Presentation on theme: "Global Agrofuels A study by the Transnational Institute (TNI) with a contribution by the Open University www.crepeweb.net Jennifer Franco, Les Levidow,"— Presentation transcript:
Global Agrofuels A study by the Transnational Institute (TNI) with a contribution by the Open University www.crepeweb.net Jennifer Franco, Les Levidow, Lucía Goldfarb, David Fig, Mireille Hönicke and Maria Luisa Mendonça 8 June 2010 Brussels workshop on What Knowledge for Sustainable Agriculture?
EU policy drivers Late 1990s: energy in/security drives biofuels By 2007, governments increasingly promoting biofuels as ´greener, renewable sources to replace fossil fuels EU biofuels policy driven by partnership of government & agribusiness extending industrial model from commodity crops to energy uses Agrofuels express criticism of intensive/industrial way in which they are produced, esp. as large-scale monocultures in the global South
Creating markets Target in Renewable Energy Directive: By 2020, 20% of all energy used in the EU -- and 10% of each Member States transport fuel -- must come from renewable sources, which is widely expected to mean mainly biofuels. EU policy creates an agrofuels market and therefore commercial incentives for agri-industrial development in the EU and in the global south. Fulfilling EU targets depend on such development.

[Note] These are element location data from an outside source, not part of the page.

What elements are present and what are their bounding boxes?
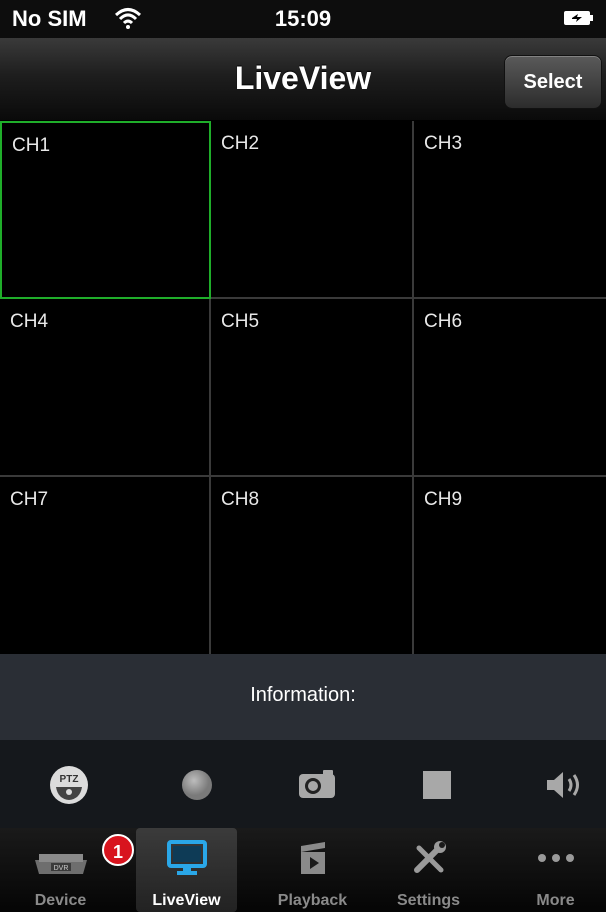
monitor-icon — [166, 840, 207, 875]
channel-cell-6[interactable]: CH6 — [414, 299, 606, 477]
dvr-icon: DVR — [34, 854, 87, 874]
ptz-icon: PTZ — [50, 766, 88, 804]
channel-cell-5[interactable]: CH5 — [211, 299, 414, 477]
tab-settings-label: Settings — [396, 892, 461, 909]
information-panel: Information: — [0, 654, 606, 740]
channel-label: CH3 — [424, 133, 463, 154]
channel-label: CH5 — [221, 311, 260, 332]
svg-text:PTZ: PTZ — [60, 774, 79, 785]
channel-cell-1[interactable]: CH1 — [0, 121, 211, 299]
information-label: Information: — [250, 684, 356, 706]
tab-more-label: More — [536, 892, 575, 909]
stop-button[interactable] — [412, 760, 462, 810]
snapshot-icon — [299, 770, 335, 798]
tab-liveview-label: LiveView — [152, 892, 221, 909]
channel-label: CH7 — [10, 489, 49, 510]
tab-more[interactable]: More — [505, 828, 606, 912]
snapshot-button[interactable] — [292, 760, 342, 810]
tab-liveview[interactable]: LiveView — [136, 828, 237, 912]
tab-bar: DVR 1 Device LiveView Playback Settings — [0, 828, 606, 912]
record-button[interactable] — [172, 760, 222, 810]
control-toolbar: PTZ — [0, 740, 606, 828]
playback-icon — [300, 842, 325, 874]
tab-settings[interactable]: Settings — [378, 828, 479, 912]
navigation-bar: LiveView Select — [0, 38, 606, 121]
channel-cell-4[interactable]: CH4 — [0, 299, 211, 477]
channel-label: CH8 — [221, 489, 260, 510]
channel-label: CH9 — [424, 489, 463, 510]
volume-button[interactable] — [540, 760, 590, 810]
channel-cell-2[interactable]: CH2 — [211, 121, 414, 299]
channel-label: CH1 — [12, 135, 51, 156]
tab-playback-label: Playback — [277, 892, 348, 909]
status-bar: No SIM 15:09 — [0, 0, 606, 38]
more-dots-icon — [537, 854, 574, 862]
record-icon — [182, 770, 212, 800]
tab-device-label: Device — [34, 892, 87, 909]
stop-icon — [423, 771, 451, 799]
channel-label: CH2 — [221, 133, 260, 154]
channel-cell-9[interactable]: CH9 — [414, 477, 606, 654]
tab-device[interactable]: DVR 1 Device — [10, 828, 134, 912]
channel-label: CH4 — [10, 311, 49, 332]
channel-label: CH6 — [424, 311, 463, 332]
channel-cell-7[interactable]: CH7 — [0, 477, 211, 654]
svg-text:DVR: DVR — [53, 865, 68, 872]
channel-grid: CH1 CH2 CH3 CH4 CH5 CH6 CH7 CH8 CH9 — [0, 121, 606, 654]
channel-cell-8[interactable]: CH8 — [211, 477, 414, 654]
volume-icon — [547, 772, 579, 798]
select-button[interactable]: Select — [504, 55, 602, 109]
tools-icon — [413, 841, 446, 873]
battery-icon — [564, 11, 593, 25]
tab-playback[interactable]: Playback — [262, 828, 363, 912]
channel-cell-3[interactable]: CH3 — [414, 121, 606, 299]
ptz-button[interactable]: PTZ — [44, 760, 94, 810]
clock: 15:09 — [274, 6, 332, 31]
notification-badge: 1 — [102, 834, 134, 866]
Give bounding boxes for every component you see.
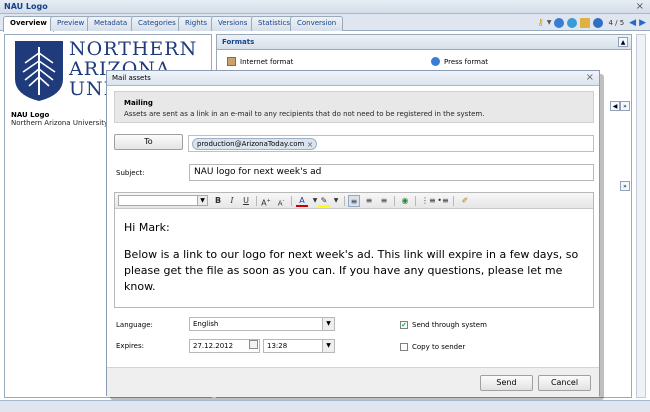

EU policy assumptions Various EC documents express optimistic assumptions about benefits of biofuel expansion from EU targets. Likewise assumptions about how to address sustainability problems. Benefits for Environmental protection, especially GHG savings Energy security via substitution for oil imports Rural development in EU and global South Such assumptions can be tested via comparison with practices and effects of biofuel expansion – as in our study.
Environmental protection Germany: Having expanded rapeseed production to the maximum by 2007, it has become more dependent on imports, thus generating emissions elsewhere – initially in Eastern Europe, and later in South East Asia (palm oil). Brazil: Comparative efficiency gains from ethanol are undermined by destroying carbon sinks in plantations in Cerrado savannah and Amazon rainforest. Indirect impacts are not counted by EU sustainability criteria Mozambique: GHG savings from ethanol are undermined by land clearances and infrastructure for de novo installations
Energy security EU: Transport fuel usage is expected to increase, so agrofuels will supplement fossil fuels and will be increasingly imported, thus limiting benefits for energy security. Germany: Meeting the target will require more imports, so diversifies sources but may not enhance energy independence Mozambique: Most energy production is aimed at export, so agrofuels will play a very small role in import substitution
Rural development General: Investments do not go to marginal or degraded land, but rather use high-quality land, water sources and infrastructure, thus damaging natural resources and local agriculture Brazil: Plantations dominate the market. Small-scale farmers have had a marginal role, e.g. soya for biodiesel. New employment degrades labour conditions quasi-slave labour). Mechanization reduces employment without improving its conditions. Mozambique: Conflicts with local residents over water supplies for arable land, even for non-food crops (jatropha)
Assumptions about un/sustainability Sustainability problems, esp. in global South: competition for land use (fuel versus food or feed), land grabs, GHG emissions from changes in land use (especially indirect changes), environmental pollution from intensive monoculture, etc. EU policy documents explain these problems along two lines, each with a remedy: Inadequate management: to be addressed by EC development policy and self-governance in global South, e.g. voluntary schemes (corporate social responsibility model) Yet EC development agencies lack resources and powers to limit damage. And self-governance readily accommodates agrofuels, e.g. Brazil softening its law on environmental crimes.
Inefficient use of resources : to be addressed through eco-efficient technological innovation. Assumption that the higher the productivity, the less it will compete for land with food, until 2nd-generation biofuels are commercially available As our study shows, sustainability problems have causes in political-economic drivers. More efficient methods per se would not counteract monoculture expansion or subordination of local land use to global markets, which are the main drivers of harm. Greater efficiency would provide financial incentives for extending agro-industrial systems to more land, especially in global South. Smart-green techno-fix provides a false solution, aimed at the wrong problems – e.g. how to sustain Europes growing consumption of transport fuel, and how to maximise value- added from global commodities.